The tea estates in West Bengal constitute a classic case of an industry with prosperous owners of withering enterprises. Some rogue owners have not invested in replanting, irrigation, productivity and quality. They were busy wringing the neck of the golden goose until it laid the last egg. Now they are getting ready to sell the meat of the dead goose.
Some of these owners have not provided the food rations to the workers for months. They have even swindled provident funds of the workers. The condition is so grave that the Calcutta High Court has stepped in to offer redress to the deprived workers. The Chief Justice, Sm. Manjula Chellur, visited the ailing plantations on December 12, 2015 and assured to set up weekly tea courts in the region to hear out grievances of the labourers. Justice Joymalya Bagchi who accompanied the Chief Justice added, “Starvation deaths are stalking tea gardens. Also, tea gardens are closing down one after another, followed by the burgeoning liability of statutory dues. It is thus necessary that remedies of law are made available to these people.”

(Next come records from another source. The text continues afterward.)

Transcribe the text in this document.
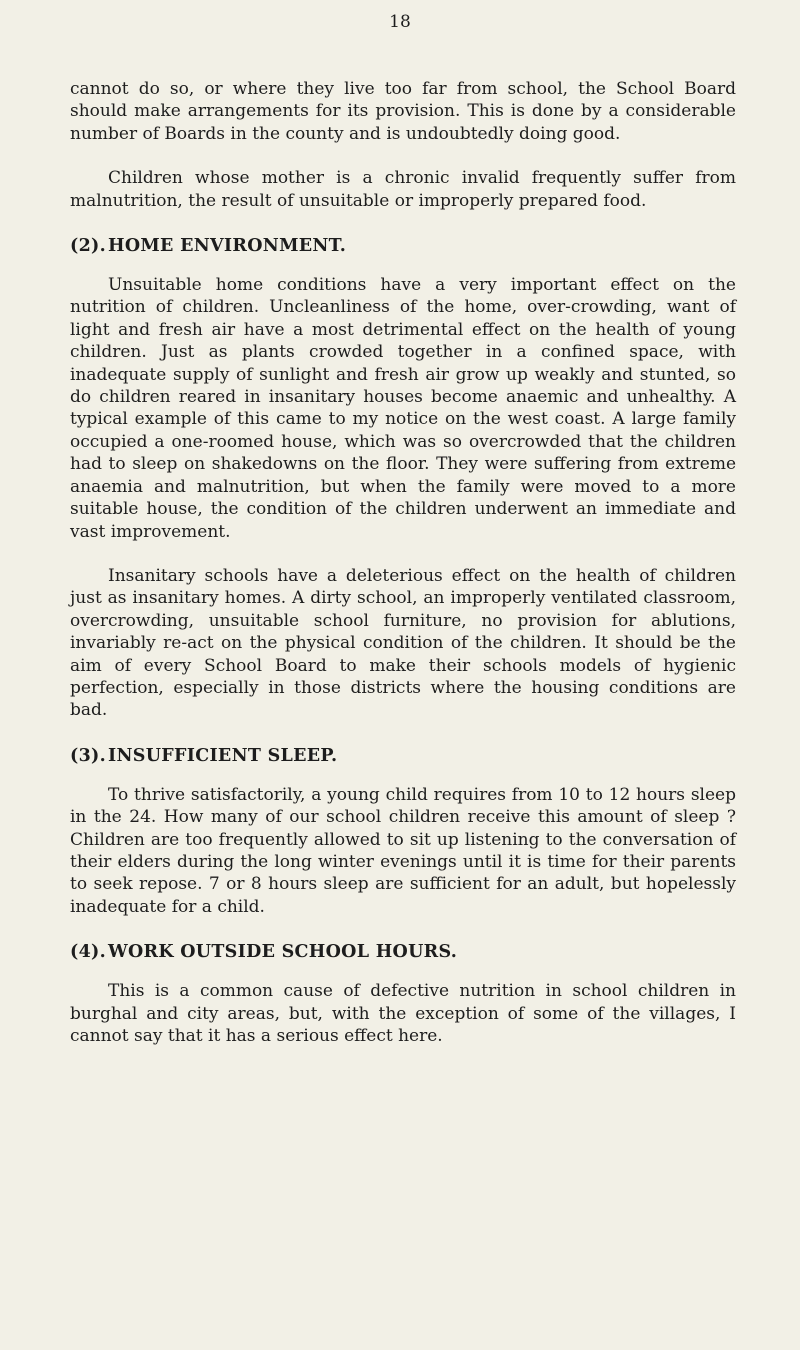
18

cannot do so, or where they live too far from school, the School Board should make arrangements for its provision. This is done by a considerable number of Boards in the county and is undoubtedly doing good.

Children whose mother is a chronic invalid frequently suffer from malnutrition, the result of unsuitable or improperly prepared food.

(2). HOME ENVIRONMENT.

Unsuitable home conditions have a very important effect on the nutrition of children. Uncleanliness of the home, over-crowding, want of light and fresh air have a most detrimental effect on the health of young children. Just as plants crowded together in a confined space, with inadequate supply of sunlight and fresh air grow up weakly and stunted, so do children reared in insanitary houses become anaemic and unhealthy. A typical example of this came to my notice on the west coast. A large family occupied a one-roomed house, which was so overcrowded that the children had to sleep on shakedowns on the floor. They were suffering from extreme anaemia and malnutrition, but when the family were moved to a more suitable house, the condition of the children underwent an immediate and vast improvement.

Insanitary schools have a deleterious effect on the health of children just as insanitary homes. A dirty school, an improperly ventilated classroom, overcrowding, unsuitable school furniture, no provision for ablutions, invariably re-act on the physical condition of the children. It should be the aim of every School Board to make their schools models of hygienic perfection, especially in those districts where the housing conditions are bad.

(3). INSUFFICIENT SLEEP.

To thrive satisfactorily, a young child requires from 10 to 12 hours sleep in the 24. How many of our school children receive this amount of sleep ? Children are too frequently allowed to sit up listening to the conversation of their elders during the long winter evenings until it is time for their parents to seek repose. 7 or 8 hours sleep are sufficient for an adult, but hopelessly inadequate for a child.

(4). WORK OUTSIDE SCHOOL HOURS.

This is a common cause of defective nutrition in school children in burghal and city areas, but, with the exception of some of the villages, I cannot say that it has a serious effect here.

There are some 377 gardens in West Bengal employing 2.6 lakh workers with an output of around 300 million kg of tea. The fabled Darjeeling tea is produced in West Bengal. If the tea industry is severely damaged, it will significantly impact the economy and unemployment scenario in India. Conscious of this, Nirmala Sitharaman, Minister of State for Commerce, will visit West Bengal from January 4, 2016 to evaluate the problems of the tea industry. She will be visiting two gardens one of which is “sick” and one which is healthy to understand what really needs to be done. All tea gardens are not sick. Well managed tea gardens are making profits and looking after their workers.
But the crisis is real. All stake-holders: the owners, workers, trade unions, the Central government, the state government and banks should work together to create a blue-print of a solution.
In my opinion the blue-print should include the following:
1. 1Deliver food and medical relief to the tea garden workers to prevent more deaths-this should be done immediately and in mission-mode.
2. Cancel the land-leases of rogue owners and take the title back.
3. All agencies should support banks to carry out Strategic Debt Restructuring Programs whereby existing rogue management will be removed immediately and estates should be auctioned to bring in better management
4. There should be a complete ban on conversion of land use for at least two years. In these two years the government should create a thoughtful and sustainable Master Plan for conversion of land use. Existing lessees should not be allowed to play land sharks. They will have to bid along with others in a transparent auction within the framework of the Master Plan and moneys raised should be spent for creating livelihood of displaced workers.
5. Criminal prosecution must be launched against PF defaults so that owners bring back money to deposit the statutory dues or go to prison.
Of all these steps the role of the banks in removing dishonest and inept management is the most crucial one for long-term sustainability. The RBI Governor did not mince his words when he said, “We need a change in mind set, where the wilful or non-cooperative defaulter is not lionized as a captain of industry, but justly chastised as a freeloader on the hardworking people of this country.”
How will this change in mind-set come about? If hundreds of deaths do not change the mind-set of our governments, our banks, our business community and our civil society, what will?